Forex trading is risky, but what exactly are the risks? In this article, you’ll discover the five main risks and how to overcome them.
As Warren Buffett once put it, risk comes from not knowing what you’re doing. Forex trading seems highly risky to the untrained person, but only a lack of knowledge makes it so. Like any business, traders should be masters of risk management.
Ultimately, it’s all about incorporating various techniques to minimize losses. There are several types of risks that some may not fully appreciate in how they impact their psychology and overall performance.
It goes beyond the uncertainty of essentially predicting exchange rates. Some non-traders may consider forex too risky but may not exactly know what the dangers are. Let’s look at more of these individual risks in detail and their mitigation methods.
1. Exchange rate risk
Perhaps the most considerable risk in forex is the high variability of anticipating where price could go over a specific period. As a result, no matter the level of technical and fundamental analysis a trader may perform, there will always be a tiny element of error, resulting in losing trades.
No holy grail exists in forex because no one can always predict the behavior of millions of investors globally over any given period. To minimize these negative consequences, traders must allocate only a tiny portion of their trading account on a per-trade basis.
Not only does this reduce emotions, but it also results in more manageable losses. When risk on an individual position is too large, it is extremely difficult for traders to return to their previous equity point.
One of the big ‘aha moments’ for diminishing exchange rate risk is treating forex as a purely probabilistic activity where profits are realized over a series of trades rather than an individual position.
The ingredients for dealing with this challenge include applying a highly-tested trading strategy, consistent money management, and emotional discipline.
2. Risk of ruin
The risk of ruin is a concept rarely discussed in trading circles and extends from the previous section on exchange rate uncertainty. Most traders have a linear view of money management by only looking at their win percentage and risk-to-reward ratio.
The risk of ruin is merely a metric determining the odds of someone blowing their account or at least losing a substantial amount of it below a certain point where further trading would be impossible.
While appreciating exchange rate risk does involve some number-crunching, risk of ruin is a far more mathematical model investors should know about their trading approach. Fortunately, many calculators are available online for one to calculate this metric.

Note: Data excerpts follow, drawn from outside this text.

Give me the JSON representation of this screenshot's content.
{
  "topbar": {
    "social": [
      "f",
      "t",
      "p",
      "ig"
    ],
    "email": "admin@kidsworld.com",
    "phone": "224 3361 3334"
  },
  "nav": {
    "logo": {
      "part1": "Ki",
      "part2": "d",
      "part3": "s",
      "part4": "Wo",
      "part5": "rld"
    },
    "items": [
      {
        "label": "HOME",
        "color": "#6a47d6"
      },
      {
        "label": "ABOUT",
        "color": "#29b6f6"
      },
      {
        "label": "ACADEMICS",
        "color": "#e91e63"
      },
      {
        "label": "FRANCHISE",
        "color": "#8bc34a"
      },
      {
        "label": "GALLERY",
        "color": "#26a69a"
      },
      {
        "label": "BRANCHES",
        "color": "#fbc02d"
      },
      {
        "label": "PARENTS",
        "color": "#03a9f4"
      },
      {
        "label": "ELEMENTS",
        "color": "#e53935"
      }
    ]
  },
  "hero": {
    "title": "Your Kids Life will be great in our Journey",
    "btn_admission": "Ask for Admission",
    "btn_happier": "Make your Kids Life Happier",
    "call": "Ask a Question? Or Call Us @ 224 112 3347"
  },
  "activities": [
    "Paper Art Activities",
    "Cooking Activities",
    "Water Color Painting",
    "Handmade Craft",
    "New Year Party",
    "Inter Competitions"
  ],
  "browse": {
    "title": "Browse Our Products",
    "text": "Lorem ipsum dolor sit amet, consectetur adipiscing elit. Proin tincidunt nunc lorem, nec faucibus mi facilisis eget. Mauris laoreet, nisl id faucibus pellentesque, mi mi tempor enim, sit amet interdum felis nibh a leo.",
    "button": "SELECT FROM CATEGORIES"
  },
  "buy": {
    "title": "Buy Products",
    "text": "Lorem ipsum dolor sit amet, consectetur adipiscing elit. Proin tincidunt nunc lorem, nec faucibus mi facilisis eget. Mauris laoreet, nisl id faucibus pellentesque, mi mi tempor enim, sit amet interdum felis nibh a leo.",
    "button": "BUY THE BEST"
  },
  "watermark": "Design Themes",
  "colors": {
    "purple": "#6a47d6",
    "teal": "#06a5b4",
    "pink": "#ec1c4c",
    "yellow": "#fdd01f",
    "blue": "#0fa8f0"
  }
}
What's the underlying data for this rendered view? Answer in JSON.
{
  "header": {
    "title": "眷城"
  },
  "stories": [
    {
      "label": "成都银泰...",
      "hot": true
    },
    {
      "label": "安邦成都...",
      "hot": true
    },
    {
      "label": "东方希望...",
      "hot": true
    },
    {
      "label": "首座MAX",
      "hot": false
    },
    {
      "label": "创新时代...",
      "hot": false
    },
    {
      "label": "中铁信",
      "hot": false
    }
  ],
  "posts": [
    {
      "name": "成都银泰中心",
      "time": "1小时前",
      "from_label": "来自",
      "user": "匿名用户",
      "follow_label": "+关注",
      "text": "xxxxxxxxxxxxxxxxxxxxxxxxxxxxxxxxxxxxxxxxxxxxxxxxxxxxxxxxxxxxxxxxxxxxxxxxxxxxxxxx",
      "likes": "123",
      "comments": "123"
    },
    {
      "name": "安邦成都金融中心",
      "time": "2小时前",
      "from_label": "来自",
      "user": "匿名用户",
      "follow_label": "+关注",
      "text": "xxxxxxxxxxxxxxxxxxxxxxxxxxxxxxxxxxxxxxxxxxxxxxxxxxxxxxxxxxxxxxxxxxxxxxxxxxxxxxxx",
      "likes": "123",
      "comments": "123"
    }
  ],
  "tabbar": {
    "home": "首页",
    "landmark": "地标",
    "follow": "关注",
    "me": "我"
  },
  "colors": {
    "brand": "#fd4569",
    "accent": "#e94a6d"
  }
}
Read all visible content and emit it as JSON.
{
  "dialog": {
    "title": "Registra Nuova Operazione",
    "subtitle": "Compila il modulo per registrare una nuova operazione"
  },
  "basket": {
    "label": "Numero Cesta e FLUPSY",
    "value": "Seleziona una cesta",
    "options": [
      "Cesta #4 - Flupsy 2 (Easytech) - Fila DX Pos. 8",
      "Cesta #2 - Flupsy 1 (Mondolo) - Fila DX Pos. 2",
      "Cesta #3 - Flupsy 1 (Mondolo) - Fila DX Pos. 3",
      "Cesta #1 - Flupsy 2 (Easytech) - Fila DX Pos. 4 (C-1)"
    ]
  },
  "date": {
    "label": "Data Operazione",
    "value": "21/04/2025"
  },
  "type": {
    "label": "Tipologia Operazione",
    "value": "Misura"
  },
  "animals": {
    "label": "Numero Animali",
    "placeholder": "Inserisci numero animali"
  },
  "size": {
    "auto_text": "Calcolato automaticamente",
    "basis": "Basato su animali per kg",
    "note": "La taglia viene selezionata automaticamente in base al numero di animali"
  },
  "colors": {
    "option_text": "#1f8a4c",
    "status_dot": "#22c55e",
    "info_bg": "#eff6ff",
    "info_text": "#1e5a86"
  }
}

Aside from risking a small part of a trading account, traders should also seek to improve their reward potential by holding positions for longer. An important factor with risk of ruin is establishing a drawdown threshold, which most analysts limit to 20% of the equity.
Various simulation software can be used to project an estimated worst losing streak run of a trading system, which would serve as a reference point for formulating a safe monetary per-trade allocation.

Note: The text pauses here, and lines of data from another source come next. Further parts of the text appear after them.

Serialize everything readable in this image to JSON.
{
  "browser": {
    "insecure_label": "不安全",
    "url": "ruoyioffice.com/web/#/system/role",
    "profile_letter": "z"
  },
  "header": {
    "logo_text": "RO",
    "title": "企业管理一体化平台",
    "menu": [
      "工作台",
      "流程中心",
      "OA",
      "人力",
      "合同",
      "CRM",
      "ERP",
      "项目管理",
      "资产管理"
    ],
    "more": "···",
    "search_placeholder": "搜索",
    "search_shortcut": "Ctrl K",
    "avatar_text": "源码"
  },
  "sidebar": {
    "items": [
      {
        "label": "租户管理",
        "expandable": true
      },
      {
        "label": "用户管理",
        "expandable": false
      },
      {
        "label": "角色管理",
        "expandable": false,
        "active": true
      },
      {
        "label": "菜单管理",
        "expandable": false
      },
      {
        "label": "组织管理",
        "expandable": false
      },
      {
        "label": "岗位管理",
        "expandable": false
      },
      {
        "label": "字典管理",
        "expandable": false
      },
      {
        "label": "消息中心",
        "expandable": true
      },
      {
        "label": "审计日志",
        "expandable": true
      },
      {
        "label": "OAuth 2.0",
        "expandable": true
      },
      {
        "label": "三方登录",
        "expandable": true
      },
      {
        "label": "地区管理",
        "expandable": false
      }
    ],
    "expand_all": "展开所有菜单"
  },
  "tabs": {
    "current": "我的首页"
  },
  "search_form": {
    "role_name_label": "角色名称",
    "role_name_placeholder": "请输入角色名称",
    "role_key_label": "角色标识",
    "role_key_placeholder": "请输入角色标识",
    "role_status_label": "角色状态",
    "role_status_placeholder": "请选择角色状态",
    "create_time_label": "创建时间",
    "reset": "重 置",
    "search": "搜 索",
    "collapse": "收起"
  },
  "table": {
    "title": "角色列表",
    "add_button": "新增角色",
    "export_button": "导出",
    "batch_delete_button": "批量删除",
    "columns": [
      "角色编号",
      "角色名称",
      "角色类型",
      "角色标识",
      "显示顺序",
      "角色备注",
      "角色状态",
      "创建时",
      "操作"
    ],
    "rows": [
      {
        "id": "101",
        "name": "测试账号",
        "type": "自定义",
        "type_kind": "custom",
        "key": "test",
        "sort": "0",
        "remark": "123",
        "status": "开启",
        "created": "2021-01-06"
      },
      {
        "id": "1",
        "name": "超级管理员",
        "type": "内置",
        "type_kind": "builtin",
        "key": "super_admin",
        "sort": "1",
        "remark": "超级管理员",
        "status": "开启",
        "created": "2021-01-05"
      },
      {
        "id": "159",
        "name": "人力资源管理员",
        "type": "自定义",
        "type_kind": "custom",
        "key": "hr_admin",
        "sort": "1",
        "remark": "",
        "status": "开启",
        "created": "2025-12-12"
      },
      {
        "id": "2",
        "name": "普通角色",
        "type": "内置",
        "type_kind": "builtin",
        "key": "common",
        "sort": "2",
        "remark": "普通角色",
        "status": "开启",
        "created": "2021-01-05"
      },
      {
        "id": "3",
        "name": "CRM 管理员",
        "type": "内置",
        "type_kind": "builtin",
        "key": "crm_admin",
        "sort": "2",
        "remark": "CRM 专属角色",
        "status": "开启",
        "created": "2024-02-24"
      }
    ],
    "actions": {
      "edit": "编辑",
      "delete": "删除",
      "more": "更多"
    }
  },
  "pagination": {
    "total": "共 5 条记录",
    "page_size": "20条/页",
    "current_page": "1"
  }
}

3. Transactional cost risk
Trading costs are a part of any ‘trading business’ since they apply to every position taken. While these cannot be completely removed, traders should still understand a few things. The most constant cost is the spread, which is either fixed or variable.
One technique of minimizing spreads for most traders is considering a fixed spread account with low commission. Secondly, many will tend to stick with trading major and minor or cross pairs as they have lower spreads.

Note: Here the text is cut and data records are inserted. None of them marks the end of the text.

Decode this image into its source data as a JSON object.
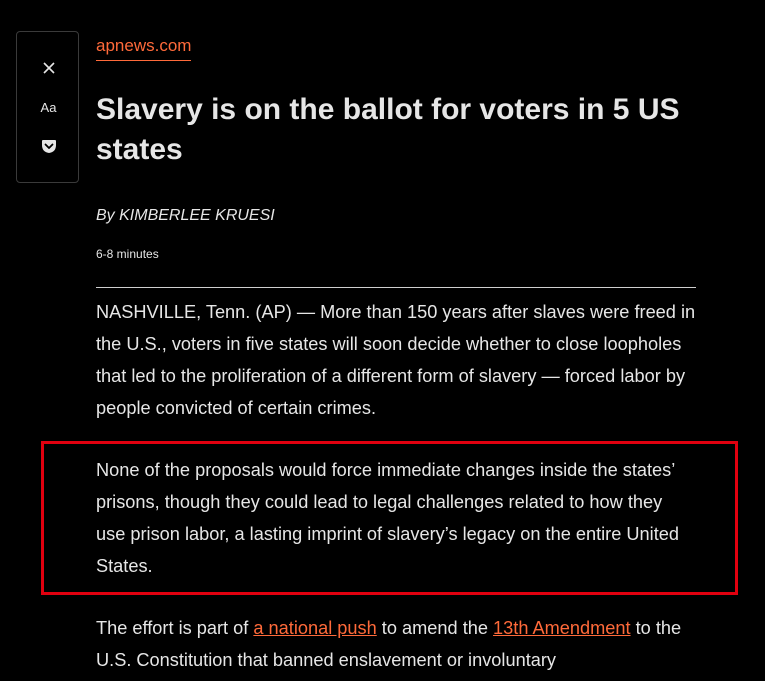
{
  "toolbar": {
    "close_glyph": "✕",
    "type_label": "Aa",
    "icons": [
      "close-icon",
      "type-settings-icon",
      "pocket-icon"
    ]
  },
  "article": {
    "domain": "apnews.com",
    "title": "Slavery is on the ballot for voters in 5 US states",
    "byline": "By KIMBERLEE KRUESI",
    "reading_time": "6-8 minutes",
    "paragraphs": {
      "p1": "NASHVILLE, Tenn. (AP) — More than 150 years after slaves were freed in the U.S., voters in five states will soon decide whether to close loopholes that led to the proliferation of a different form of slavery — forced labor by people convicted of certain crimes.",
      "p2": "None of the proposals would force immediate changes inside the states’ prisons, though they could lead to legal challenges related to how they use prison labor, a lasting imprint of slavery’s legacy on the entire United States.",
      "p3": {
        "text_1": "The effort is part of ",
        "link_1": "a national push",
        "text_2": " to amend the ",
        "link_2": "13th Amendment",
        "text_3": " to the U.S. Constitution that banned enslavement or involuntary"
      }
    }
  },
  "colors": {
    "background": "#000000",
    "text": "#e6e6e6",
    "link": "#ff6a3a",
    "highlight_border": "#e0000f"
  }
}
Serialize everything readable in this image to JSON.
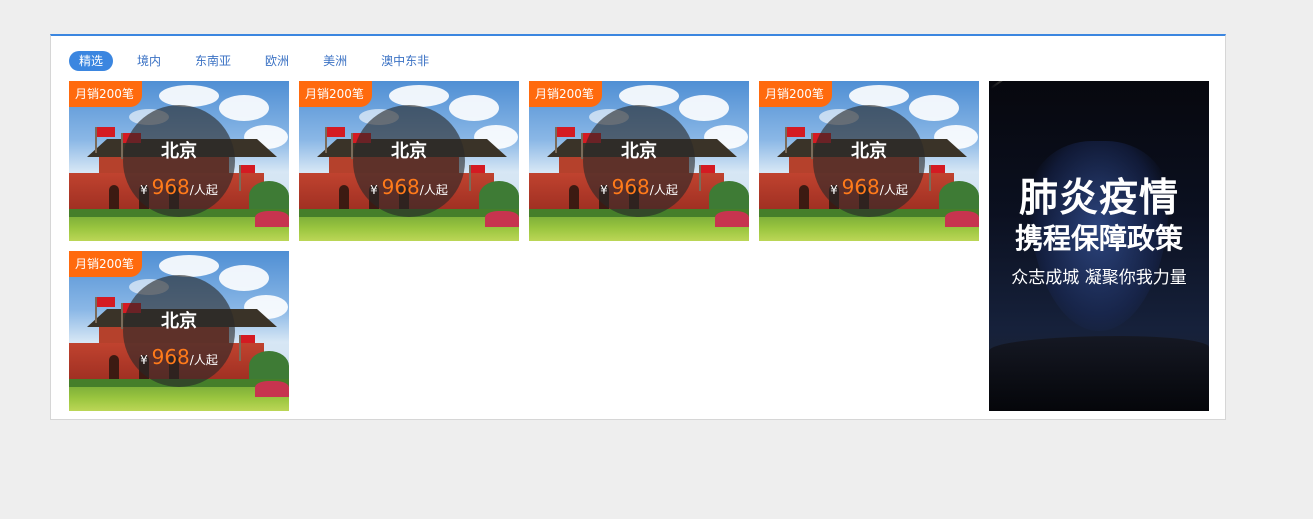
{
  "tabs": [
    {
      "label": "精选",
      "active": true
    },
    {
      "label": "境内",
      "active": false
    },
    {
      "label": "东南亚",
      "active": false
    },
    {
      "label": "欧洲",
      "active": false
    },
    {
      "label": "美洲",
      "active": false
    },
    {
      "label": "澳中东非",
      "active": false
    }
  ],
  "cards": [
    {
      "badge": "月销200笔",
      "city": "北京",
      "currency": "¥",
      "price": "968",
      "unit": "/人起"
    },
    {
      "badge": "月销200笔",
      "city": "北京",
      "currency": "¥",
      "price": "968",
      "unit": "/人起"
    },
    {
      "badge": "月销200笔",
      "city": "北京",
      "currency": "¥",
      "price": "968",
      "unit": "/人起"
    },
    {
      "badge": "月销200笔",
      "city": "北京",
      "currency": "¥",
      "price": "968",
      "unit": "/人起"
    },
    {
      "badge": "月销200笔",
      "city": "北京",
      "currency": "¥",
      "price": "968",
      "unit": "/人起"
    }
  ],
  "ad": {
    "title_line1": "肺炎疫情",
    "title_line2": "携程保障政策",
    "subtitle": "众志成城 凝聚你我力量"
  },
  "colors": {
    "accent": "#3b86e0",
    "badge": "#ff6a0e",
    "price": "#ff7a1a"
  }
}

Although exotics do present unique trading opportunities, they are usually more suitable to long-term traders with large profit targets. Another aspect of transactional costs is the swap. Again, these cannot be nullified completely, though it’s still imperative to know their implications and understand how interest rates differ between currencies.
Interest swaps mainly affect anyone holding their positions overnight. Almost like shopping for deals, traders must compare swaps across multiple brokers to have confidence they are receiving the lowest.
4. Liquidity risk
It is well-known forex is the most liquid financial instrument. However, high liquidity isn’t always necessarily a feature of a conducive trading environment. For instance, during busy periods such as session overlaps and high-impact news releases, more market participants exist, an attribute representing volume and sometimes erratic volatility.
Due to an overwhelming number of orders being processed simultaneously, spreads tend to widen, making it more expensive to trade. As a result, some traders decide to switch to less active trading styles or avoid entering orders at these times.
However, for more active participants, one fix is, again, opting for a fixed spread account because it has more predictable fees. The second is generally sticking to the most actively traded pairs, namely the majors and minors. Conversely, when liquidity is low, it can also create issues.
The less busy period is the rollover usually occurring at the start of the Sydney session, where brokers allocate swaps to their traders. This is one instance where spreads increase substantially for about an hour or so, making it not a good time to enter any new orders. A similar circumstance occurs when the market opens after the weekend close.
5. Broker risk
The broker risk refers to traders choosing a safe and properly regulated broker. Any trader has the right to swift withdrawals, especially when they start making profits. To mitigate any possible issues, experts always recommended choosing a broker that’s reputable and appropriately licensed.
Scams with unregulated entities still exist where brokers purposefully delay or decline to process their clients’ withdrawals due to bad regulation or going insolvent.
While trading forex carries some form of risk, the most successful traders understand the risks individually and employ various methods of mitigating them. In the end, the venture of trading isn’t as intimidating as it may initially seem.
The formula for profiting involves limiting the downside as much as possible before finding methods of maximizing the upside.